O Cinema visto pela Teologia (33): “A memória de um assassino”

Uma leitura do filme “A Memória de um Assassino*

Por Alexandre Freire Duarte

Enquanto se espera para ver o que será, e o que fará Liam Neeson em, “Marlow” (não merece Raymond Chandler essa espera?), surgiu “A Memória de um Assassino”. Duvidei ir vê-lo; não por causa de “assassino” (não o somos todos, em graus distintos, pelo menos de Jesus?), mas por temer deparar-me com o continuar de um triste e repetitivo “pôr do Sol” de uma carreira (a de Neeson).

Dito isto, foi delicioso ver este filme de aventura conspirativa. A direção é apurada e elegante, com as cenas de ação a imitarem as desordens e a perda das aptidões mentais da figura principal (que sofre de Alzheimer); o desempenho, cheio de nuances, do ator que “dá corpo” a estoutra é primoroso; as demais personagens oscilam entre as que criam empatia e compaixão, às que suscitam repulsa, passando pelas que, para que a obra funcione, nada geram; enfim, a trama oscila, num liame inusual, entre cenas dolorosamente tensas e impactantes e outras apenas intrigantes.

É uma pena que, com filões de reflexão tão aliciantes, a intenção geral do diretor, em se manter ligado ao fluxo axial da narrativa, o tenha impedido de explorar tais veios.
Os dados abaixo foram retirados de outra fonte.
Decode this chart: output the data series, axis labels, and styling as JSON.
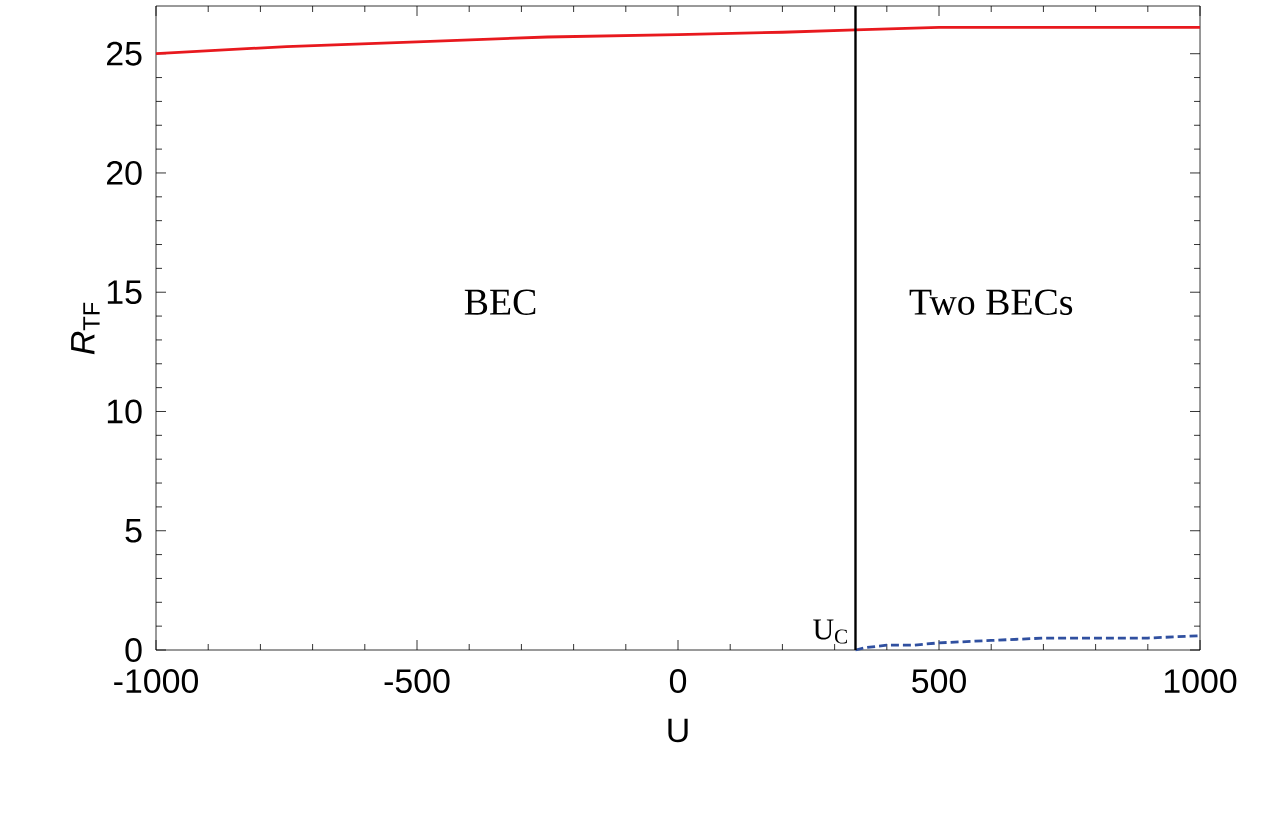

Em especial: o da perda das capacidades cognitivas e suas consequências, inclusive a nível do (re-)despertar da consciência moral; o colocar-nos a ter compaixão por um assassino vulnerável (que até se sacrifica para que a busca da justiça possa continuar), apenas para, depois, nos fazer lembrar do que ele fora; por fim, as inquietações face a uma bússola moral que parece estar quebrada.

Teologicamente falando, a obra pode ser vista como uma curiosa ponderação sobre o papel das nossas memórias na nossa vida: somos mais do que elas? Reduzimo-nos a elas? Serão elas mais do que nós? Em que sentido as mesmas (associadas e/ou não às redes de relações e decisões que vamos estabelecendo ao longo da nossa vida, tantas vezes a funcionando como “portos de abrigo” num mundo violento, corrupto, despótico, arrogante, astucioso, etc.) nos humanizam ou desumanizam, a caminho da nossa, já presentemente em Deus, crescente visão mais clara da realidade? Não há como escapar, também desde esta obra, a estas questões.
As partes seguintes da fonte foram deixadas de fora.